The fact of the matter is that there are several other factors that can have a sizable impact on the trader’s earnings. Firstly, one thing traders might want to avoid is the commission per trade. The standard fee typically ranges from $5 to $10. However, if the market participant makes even a moderate amount of trades per day on a regular basis, then this expense can eventually add up to a significant amount.
Therefore, earning a $500 as a deposit bonus is helpful; however, if it ends up consumed by the trading commission in a month, then this might not be that useful. Luckily, there are plenty of commission free trading accounts which traders can make use of.
Another major consideration here is the size of the spreads. Obviously, this is an unavoidable expense, since the brokerage companies also need to earn some income. However, the reality of the matter is that brokers have their own policy on spreads. Consequently, spreads with some brokerage companies tend to be more competitive than others.
It is a relatively less visible expense for traders; however, just like in the previous case, it can make a significant difference in the long term. This is especially true for scalpers and day traders, who typically execute a large volume of trades within a short period of time.
Therefore, when making a choice between a broker with tight spreads and no bonus, and the one with wider spreads and deposit bonus, it might be a good idea for traders not to rush into favoring the latter category. In some cases, it can be a better idea to choose the one with no deposit bonus, but with much more favorable spreads, depending upon the circumstances.
Finally, it is also helpful to be mindful of the fact that the difference in the quality of the service, as well as the reliability of the broker, is important. If a broker has poor quality service, with slow execution of trades and dealing desk, it can create a lot of problems for traders.
For example, traders might find some good entry or exit points for their trades, but they might get rejected by the dealing desk, or the platform might not execute the trade soon enough. It is understandable that a couple of seconds worth of delay might not pose serious problems most of the time.
However, this is not always the case. Here it is worth remembering that in times of the major economic announcements, such as the latest interest rate decisions, the GDP, the consumer price index, or unemployment rate publications can lead to much higher volatility for the currency pairs, than under the normal circumstances.

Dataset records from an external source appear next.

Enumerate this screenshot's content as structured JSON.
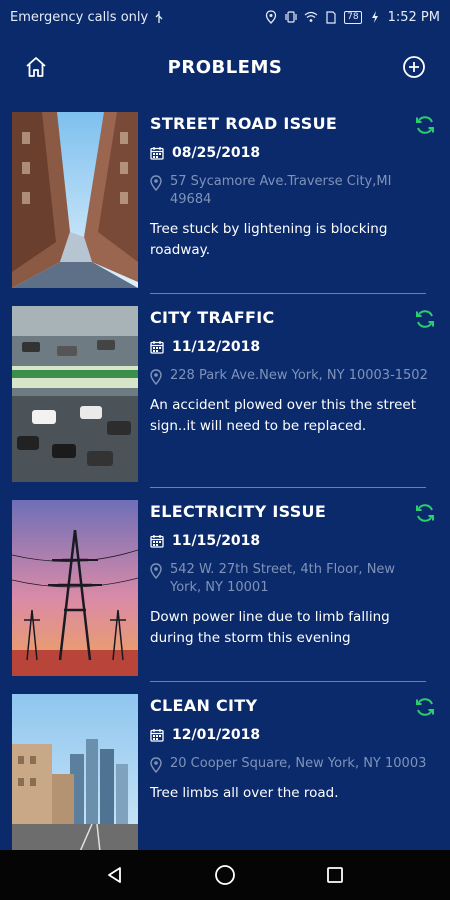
{
  "status_bar": {
    "carrier": "Emergency calls only",
    "battery": "78",
    "time": "1:52 PM"
  },
  "header": {
    "title": "PROBLEMS",
    "home_icon": "home-icon",
    "add_icon": "add-circle-icon"
  },
  "colors": {
    "background": "#0b2a6b",
    "accent_green": "#2ecc71",
    "address_gray": "#7f93b9",
    "divider": "#6c7fa8"
  },
  "problems": [
    {
      "title": "STREET ROAD ISSUE",
      "date": "08/25/2018",
      "address": "57 Sycamore Ave.Traverse City,MI 49684",
      "description": "Tree stuck by lightening is blocking roadway."
    },
    {
      "title": "CITY TRAFFIC",
      "date": "11/12/2018",
      "address": "228 Park Ave.New York, NY 10003-1502",
      "description": "An accident plowed over this the street sign..it will need to be replaced."
    },
    {
      "title": "ELECTRICITY ISSUE",
      "date": "11/15/2018",
      "address": "542 W. 27th Street, 4th Floor, New York, NY 10001",
      "description": "Down power line due to limb falling during the storm this evening"
    },
    {
      "title": "CLEAN CITY",
      "date": "12/01/2018",
      "address": "20 Cooper Square, New York, NY 10003",
      "description": "Tree limbs all over the road."
    }
  ]
}
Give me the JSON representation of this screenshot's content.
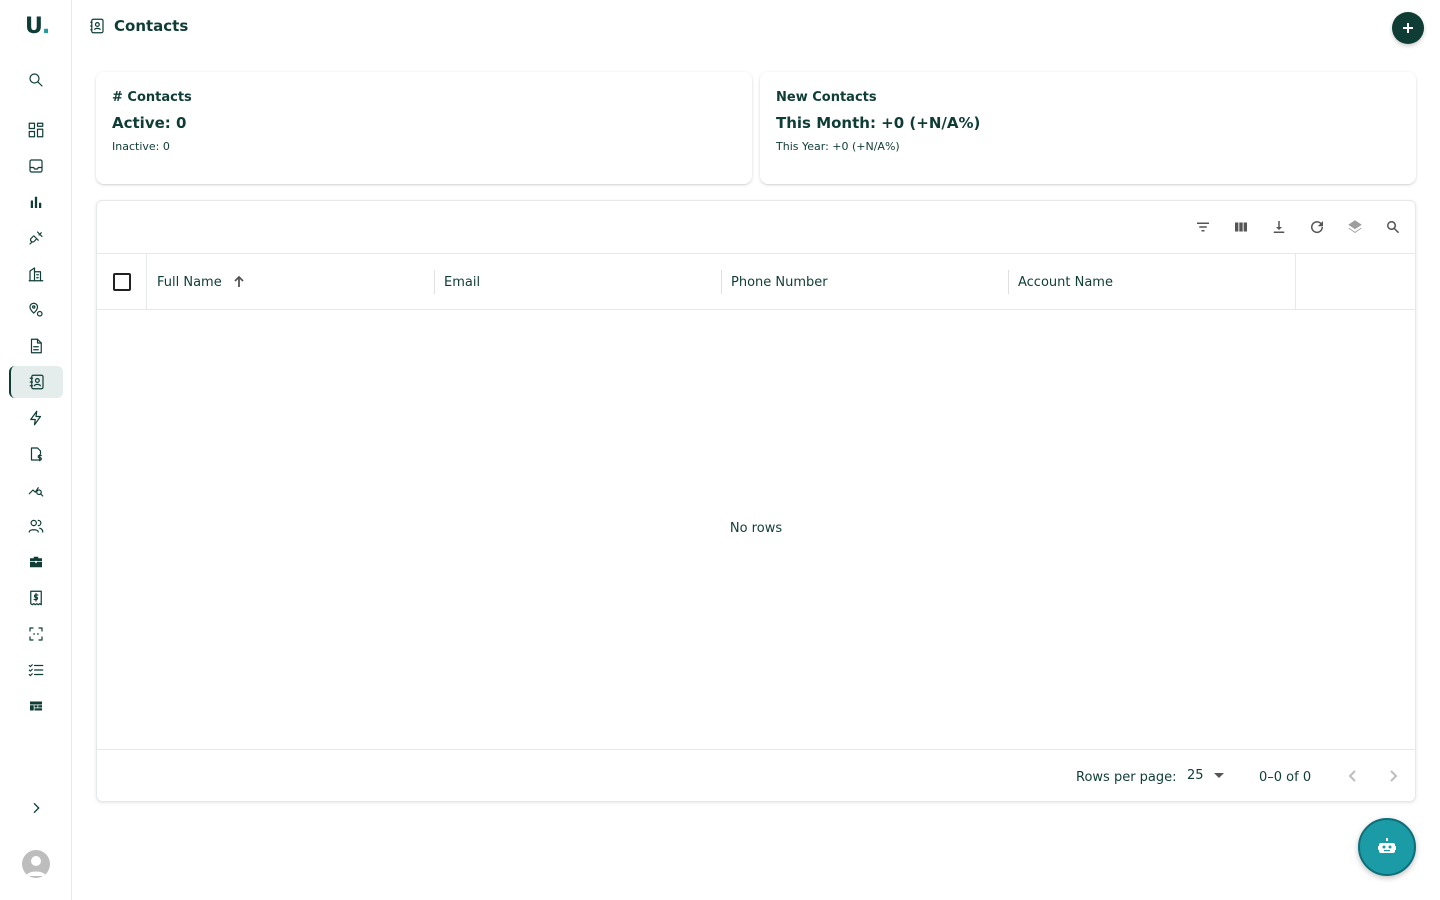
{
  "app": {
    "logo_text": "U",
    "logo_dot": "."
  },
  "header": {
    "title": "Contacts",
    "add_label": "+"
  },
  "sidebar": {
    "items": [
      {
        "icon": "search-icon"
      },
      {
        "icon": "dashboard-icon"
      },
      {
        "icon": "inbox-icon"
      },
      {
        "icon": "bar-chart-icon"
      },
      {
        "icon": "plug-icon"
      },
      {
        "icon": "building-icon"
      },
      {
        "icon": "location-icon"
      },
      {
        "icon": "document-icon"
      },
      {
        "icon": "contacts-icon",
        "active": true
      },
      {
        "icon": "lightning-icon"
      },
      {
        "icon": "invoice-icon"
      },
      {
        "icon": "analytics-icon"
      },
      {
        "icon": "people-icon"
      },
      {
        "icon": "briefcase-icon"
      },
      {
        "icon": "receipt-icon"
      },
      {
        "icon": "scan-icon"
      },
      {
        "icon": "checklist-icon"
      },
      {
        "icon": "board-icon"
      }
    ]
  },
  "stats": {
    "contacts": {
      "title": "# Contacts",
      "primary": "Active: 0",
      "secondary": "Inactive: 0"
    },
    "new_contacts": {
      "title": "New Contacts",
      "primary": "This Month: +0 (+N/A%)",
      "secondary": "This Year: +0 (+N/A%)"
    }
  },
  "grid": {
    "toolbar": [
      "filter-icon",
      "columns-icon",
      "download-icon",
      "refresh-icon",
      "layers-icon",
      "search-icon"
    ],
    "columns": [
      "Full Name",
      "Email",
      "Phone Number",
      "Account Name"
    ],
    "sort_column": "Full Name",
    "sort_direction": "asc",
    "empty_text": "No rows",
    "footer": {
      "rows_per_page_label": "Rows per page:",
      "rows_per_page_value": "25",
      "range_text": "0–0 of 0"
    }
  },
  "colors": {
    "primary": "#0f3d36",
    "accent": "#1a9ba6",
    "border": "#e6e9ea"
  }
}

In some cases, the pairs might gain or lose 50 or even 100 pips just in the course of several seconds. Consequently, any delay for the execution of the trade, due to the involvement of the dealing desk or for any other reason can lead to traders taking significant losses.
Therefore, the quality factor should never be underestimated. If there is a choice with a broker with a sizable deposit bonus, but with poor execution of trades and a dealing desk, and the broker with no deposit bonus, but high-quality service, then it might be a worthy decision to favor the second option.
The fact of the matter is that traders sooner or later will spend their bonuses; however, they will still have to deal with the poor quality of trade execution by the broker. Consequently, it makes sense to make the quality a priority over the size of the trading bonuses.